As always, Alice moves first, and then they make moves in turns. The first person to get to $1$ wins.

Assuming both players play perfectly, who has the better chance to win and what is that chance?

Answer 1

Answer

Overall, if an arbitrary (not necessarily odd) number is chosen,

Alice wins with probability $\frac{2}{3}$,

while if we assume that an odd number is chosen,

Bob wins with probability $\frac{2}{3}$.

Proof

As proved by Gareth McCaughan in his excellent answer to the previous question,

any even number is a winning position.

From a number of the form $4k+3$, the only possibilities are to move to $4k+2$ or $2k+2$,

both of which are even, so $4k+3$ is a losing position.

From a number of the form $8k+5$, the only possibilities are to move to $8k+4$ or $4k+3$;

$4k+3$ is a losing position, so $8k+5$ is a winning position.

From a number of the form $16k+9$, the only possibilities are to move to $16k+8$ or $8k+5$,

both of which are winning positions, so $16k+9$ is a losing position.

From a number of the form $32k+17$, the only possibilities are to move to $32k+16$ or $16k+9$;

$16k+9$ is a losing position, so $32k+17$ is a winning position.

We can keep on going in this way to account for all possible positive integers. So Alice's chance of winning, taking all possible $n$ into account (or equivalently, $n=\infty$), is

(proportion of even numbers) + (proportion of $8k+5$ numbers) + (proportion of $32k+17$ numbers) + ... = $\frac{1}{2}+\frac{1}{8}+\frac{1}{32}+\dots = \frac{1}{2}\times\frac{4}{3} = \frac{2}{3}$.

And if we assume the initial number chosen has to be odd, then Alice's overall chance of winning is

(proportion of $8k+5$ numbers) + (proportion of $32k+17$ numbers) + (proportion of $128k+65$ numbers) + ... = $\frac{1}{4}+\frac{1}{16}+\frac{1}{64}+\dots = \frac{1}{4}\times\frac{4}{3} = \frac{1}{3}$, where all proportions are of numbers of the given congruence class among all odd numbers.

Answer 2

We first give an easy way to tell whether a number is a win for Alice.

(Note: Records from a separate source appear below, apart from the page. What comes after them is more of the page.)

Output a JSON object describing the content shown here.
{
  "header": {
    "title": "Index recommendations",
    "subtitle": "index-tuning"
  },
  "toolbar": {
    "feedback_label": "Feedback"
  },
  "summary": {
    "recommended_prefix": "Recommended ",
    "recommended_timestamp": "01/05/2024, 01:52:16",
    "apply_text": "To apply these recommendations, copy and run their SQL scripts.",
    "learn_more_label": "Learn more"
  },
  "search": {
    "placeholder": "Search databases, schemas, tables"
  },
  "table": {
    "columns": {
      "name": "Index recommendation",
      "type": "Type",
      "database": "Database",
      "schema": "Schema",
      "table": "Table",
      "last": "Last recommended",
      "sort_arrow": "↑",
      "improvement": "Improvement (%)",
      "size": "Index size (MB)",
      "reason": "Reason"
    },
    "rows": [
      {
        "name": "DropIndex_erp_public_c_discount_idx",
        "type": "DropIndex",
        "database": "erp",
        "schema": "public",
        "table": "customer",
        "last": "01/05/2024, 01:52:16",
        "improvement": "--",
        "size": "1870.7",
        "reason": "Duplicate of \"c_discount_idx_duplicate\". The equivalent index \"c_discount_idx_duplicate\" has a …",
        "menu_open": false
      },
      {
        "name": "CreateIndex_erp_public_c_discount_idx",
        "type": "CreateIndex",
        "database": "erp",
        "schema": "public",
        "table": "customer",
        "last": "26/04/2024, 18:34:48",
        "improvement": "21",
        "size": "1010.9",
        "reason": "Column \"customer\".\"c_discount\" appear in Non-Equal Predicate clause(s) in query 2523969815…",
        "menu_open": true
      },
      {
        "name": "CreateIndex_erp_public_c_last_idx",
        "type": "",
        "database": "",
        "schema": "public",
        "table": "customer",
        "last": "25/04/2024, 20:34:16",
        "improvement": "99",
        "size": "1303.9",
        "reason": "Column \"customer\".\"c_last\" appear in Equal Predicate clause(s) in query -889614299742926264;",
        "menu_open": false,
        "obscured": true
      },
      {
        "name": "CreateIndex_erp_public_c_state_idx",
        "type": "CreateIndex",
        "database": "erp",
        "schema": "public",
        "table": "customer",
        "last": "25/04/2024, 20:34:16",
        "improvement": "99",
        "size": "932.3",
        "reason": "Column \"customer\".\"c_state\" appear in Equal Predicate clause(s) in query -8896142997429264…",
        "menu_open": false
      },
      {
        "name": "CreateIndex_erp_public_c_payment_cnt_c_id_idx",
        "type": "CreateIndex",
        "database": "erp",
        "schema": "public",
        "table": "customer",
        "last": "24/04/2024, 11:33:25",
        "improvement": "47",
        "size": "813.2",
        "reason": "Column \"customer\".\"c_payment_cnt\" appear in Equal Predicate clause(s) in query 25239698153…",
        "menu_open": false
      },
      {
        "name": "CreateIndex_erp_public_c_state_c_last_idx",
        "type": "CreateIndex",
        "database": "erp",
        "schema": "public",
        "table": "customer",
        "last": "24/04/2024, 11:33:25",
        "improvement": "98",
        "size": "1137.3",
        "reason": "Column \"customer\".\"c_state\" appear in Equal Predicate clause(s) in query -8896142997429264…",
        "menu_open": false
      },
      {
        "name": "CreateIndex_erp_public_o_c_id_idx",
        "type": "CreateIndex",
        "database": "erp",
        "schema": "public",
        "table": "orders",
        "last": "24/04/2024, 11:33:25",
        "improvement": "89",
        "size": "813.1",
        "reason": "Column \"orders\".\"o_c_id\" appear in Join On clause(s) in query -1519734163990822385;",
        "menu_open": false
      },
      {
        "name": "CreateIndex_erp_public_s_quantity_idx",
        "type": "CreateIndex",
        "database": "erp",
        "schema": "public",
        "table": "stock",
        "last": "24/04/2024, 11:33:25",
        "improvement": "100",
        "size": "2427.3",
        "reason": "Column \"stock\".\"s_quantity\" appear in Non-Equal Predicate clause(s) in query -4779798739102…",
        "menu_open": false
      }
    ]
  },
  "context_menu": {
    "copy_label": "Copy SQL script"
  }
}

Theorem: A number $k\ge 2$ is a win for the player about to move if and only if $k-1$ has an even number of trailing zeroes when written in binary.

Ending with zero trailing zeroes is equivalent to being odd, which happens half the time. Ending with 2 trailing zeroes is equivalent to being equal to 4 (mod 8), which happens an eighth of time. Continuing in this fashion, the proportion of numbers which end in $t$ trailing zeroes is $(1/2)^{t+1}$, so the probability a number ends with an even number of such zeroes is $$ \frac12+\frac18+\frac1{32}+\frac1{128}+\dots=\frac23. $$ This gives Alice a roughly 2/3 chance of winning when the number is picked from the range 1...n, with the chance approaching 2/3 as $n\to\infty$. I could give an exact formula, but it would be ugly.

Now, all we have to do is prove the Theorem. Let's say that the height of a number $k$ is the number of trailing zeroes of $k-1$.

Lemma: Halving an odd number and rounding up decreases its height by one.
That is, if $k$ is odd, then height($\lceil k/2\rceil$) = height($k$) – 1.

This is because $k$ has a height of $h$ if and only if $k=m\cdot 2^h+1$ for some integer $m$, and dividing by two and rounding up produces $m\cdot 2^{h-1}+1$.

We prove the Theorem by induction on $k$. The base case $k=2$ holds since $2-1$ has zero trailing zeroes, and is certainly a win for the player about to move.

Assume it holds for all numbers smaller than $k$. There are two cases:

• $k$ is even (so height($k$) = 0). The result of performing the halving move on $k-1$ is $k/2$. By our Lemma, these two numbers have heights which differ by one, so by induction, exactly one of these numbers is losing. Moving to the losing number is a winning move, so $k$ is winning.

• $k$ is odd (so height($k$) > 0). Subtracting one from $k$ leaves an even number. By induction, this leaves a winning position for the next player, so this is a bad move. The only potentially sensible option is to halve $k$, leaving a number with a height which is smaller by one. By induction, this position is losing iff its height is odd, which occurs iff the height of $k$ was even.